Wara quedó inmovilizada, ¿Qué le iba a decir? ¿Le creería? Illari era el único de su familia que los visitaba y Aruni lo quería mucho. ¿Y si dudaba de ella? No había podido darle hijos y ya otras mujeres lo instaban a dejarla. Sintió escalofríos. Los bailarines pasaban por su lado con los brazos levantados y su esposo continuaba saltando al compás de la música. Volvió sobre sus pasos. Su cuñado no era malo, sólo estaba borracho y ella tal vez podría olvidarlo todo.

La puerta permanecía abierta y el cuerpo de Illari yacía boca abajo, se sorprendió al ver a su cuñado en la misma posición. Con el pie lo empujó para darlo vuelta. Ver su rostro aceitunado con los ojos abiertos y opacos, su boca transformada en una mueca, con sangre oscura tiñéndole el mentón y el pecho, los pantalones en las rodillas y sus genitales expuestos, la hizo sentir náuseas. Estaba muerto.

Corrió hacia la puerta, pidiendo ayuda. La música de las bandas apagaba su voz. Sólo algunos perros la miraron, levantando sus hocicos de la basura que hurgaban. Su cuerpo temblaba. Aruni no la perdonaría y sus suegros le reclamarían que la dejara. Tal vez nadie le creyera y la llevaran lejos de su tierra, como una criminal. Volvió a entrar en la casa para cubrir el cuerpo con un mantón, luego lo hizo rodar enrollándolo en la tela. Ató una cuerda en el centro del bulto y lo arrastró hasta el patio. Haciendo un gran esfuerzo, lo dejó caer en el pozo negro que su marido había cavado unos meses antes. Más de tres metros de profundidad y unos kilos de cal impedirían que algo la alejara de su tierra.

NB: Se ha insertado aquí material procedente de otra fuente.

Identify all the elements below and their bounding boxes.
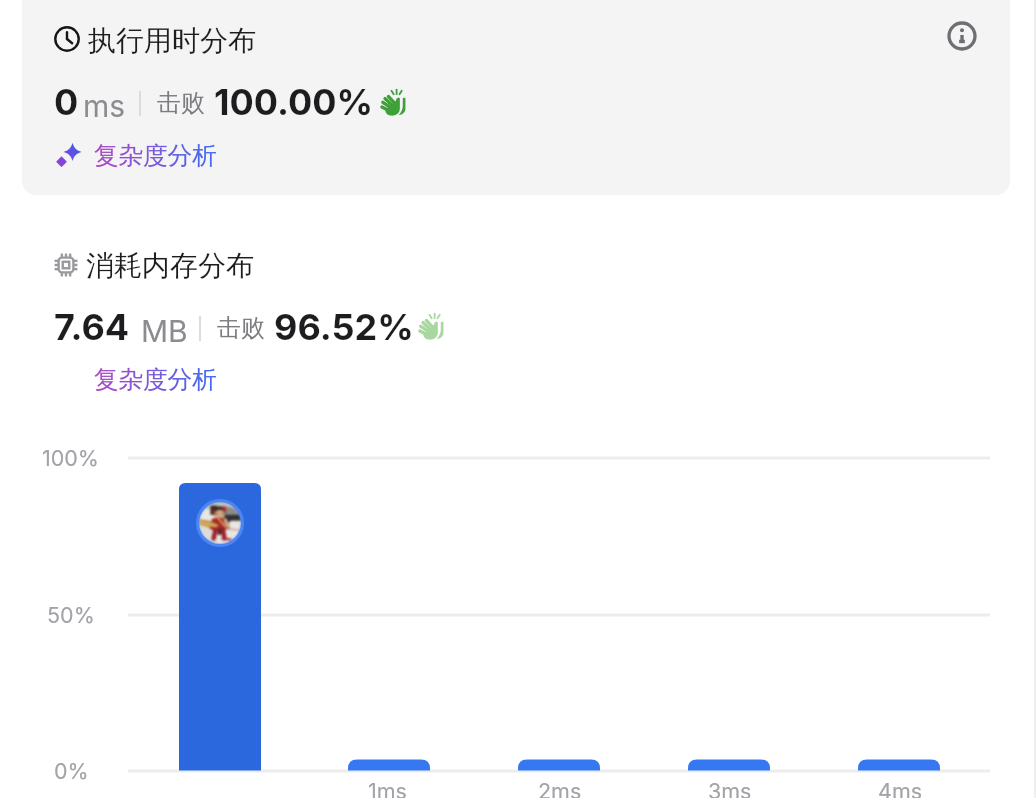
staticText: 复杂度分析 <box>94 140 217 171</box>
button[interactable]: 复杂度分析 <box>94 362 220 396</box>
staticText: 50% <box>47 602 95 628</box>
button[interactable] <box>22 0 1010 195</box>
staticText: 4ms <box>878 778 923 798</box>
staticText: 复杂度分析 <box>94 364 217 395</box>
staticText: 96.52% <box>274 305 414 349</box>
staticText: 100.00% <box>214 80 374 124</box>
staticText: 执行用时分布 <box>88 23 256 58</box>
staticText: 击败 <box>157 88 205 118</box>
staticText: 0% <box>54 758 89 784</box>
staticText: 1ms <box>368 778 407 798</box>
button[interactable]: Info <box>947 21 977 51</box>
staticText: 100% <box>42 445 99 471</box>
staticText: 3ms <box>708 778 752 798</box>
staticText: 击败 <box>217 313 265 343</box>
staticText: 0 <box>54 80 79 124</box>
staticText: 2ms <box>538 778 582 798</box>
staticText: MB <box>141 313 188 349</box>
staticText: 7.64 <box>54 305 130 349</box>
button[interactable]: 复杂度分析 <box>55 138 217 172</box>
staticText: 消耗内存分布 <box>86 248 254 283</box>
staticText: ms <box>83 88 126 124</box>
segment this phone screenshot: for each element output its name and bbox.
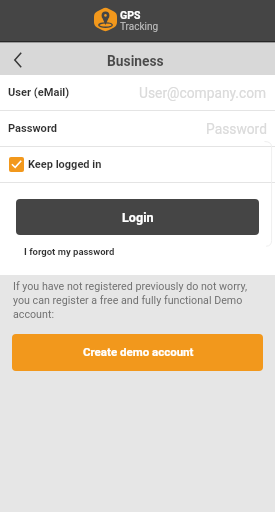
staticText: Business (107, 53, 164, 69)
staticText: User (eMail) (8, 86, 70, 99)
staticText: Tracking (120, 21, 159, 33)
button[interactable]: Password (0, 111, 275, 146)
button[interactable]: Back (1, 44, 35, 76)
button[interactable]: Keep logged in (0, 147, 275, 182)
staticText: Create demo account (83, 345, 194, 358)
staticText: I forgot my password (24, 246, 115, 257)
staticText: Password (8, 122, 58, 135)
staticText: User@company.com (139, 85, 267, 101)
button[interactable]: I forgot my password (24, 246, 115, 257)
staticText: Password (206, 121, 267, 137)
staticText: GPS (120, 9, 141, 21)
staticText: Keep logged in (28, 158, 102, 171)
button[interactable]: Login (16, 199, 259, 235)
button[interactable]: Create demo account (12, 334, 263, 371)
button[interactable]: User (eMail) (0, 75, 275, 110)
staticText: If you have not registered previously do… (13, 280, 262, 321)
staticText: Login (122, 210, 154, 225)
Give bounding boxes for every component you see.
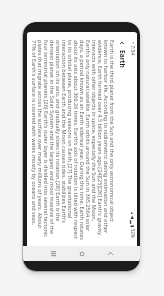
button[interactable]: Home <box>74 246 90 261</box>
staticText: ▴ ◀ ▂ ▮ 52% <box>130 212 136 238</box>
staticText: Earth <box>118 50 127 68</box>
staticText: • 7:54 <box>129 42 136 56</box>
button[interactable]: Back <box>117 38 127 48</box>
staticText: Earth is the third planet from the Sun a… <box>31 40 116 240</box>
button[interactable]: Recent apps <box>45 246 61 261</box>
button[interactable]: Back <box>102 246 118 261</box>
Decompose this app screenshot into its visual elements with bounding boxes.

Ahora comienza un nuevo carnaval, las comitivas están llegando. Wara contempla la figura de su marido, alejándose empujando su carretón, la camisa blanca ondea, delineando su torso. Con las mangas y pantalones arremangados, las extremidades cobrizas de Aruni parecen emerger de la tierra, esos dominios que hacía tres meses había permitido que su vientre también brotara. En ese momento el llanto de su bebé la hizo volver de sus pensamientos, el pequeño Kinu debía tener hambre.

 

[1] Cuento originalmente publicado en el libro “Fragmentos de Chile”. Editorial Espora. 2018.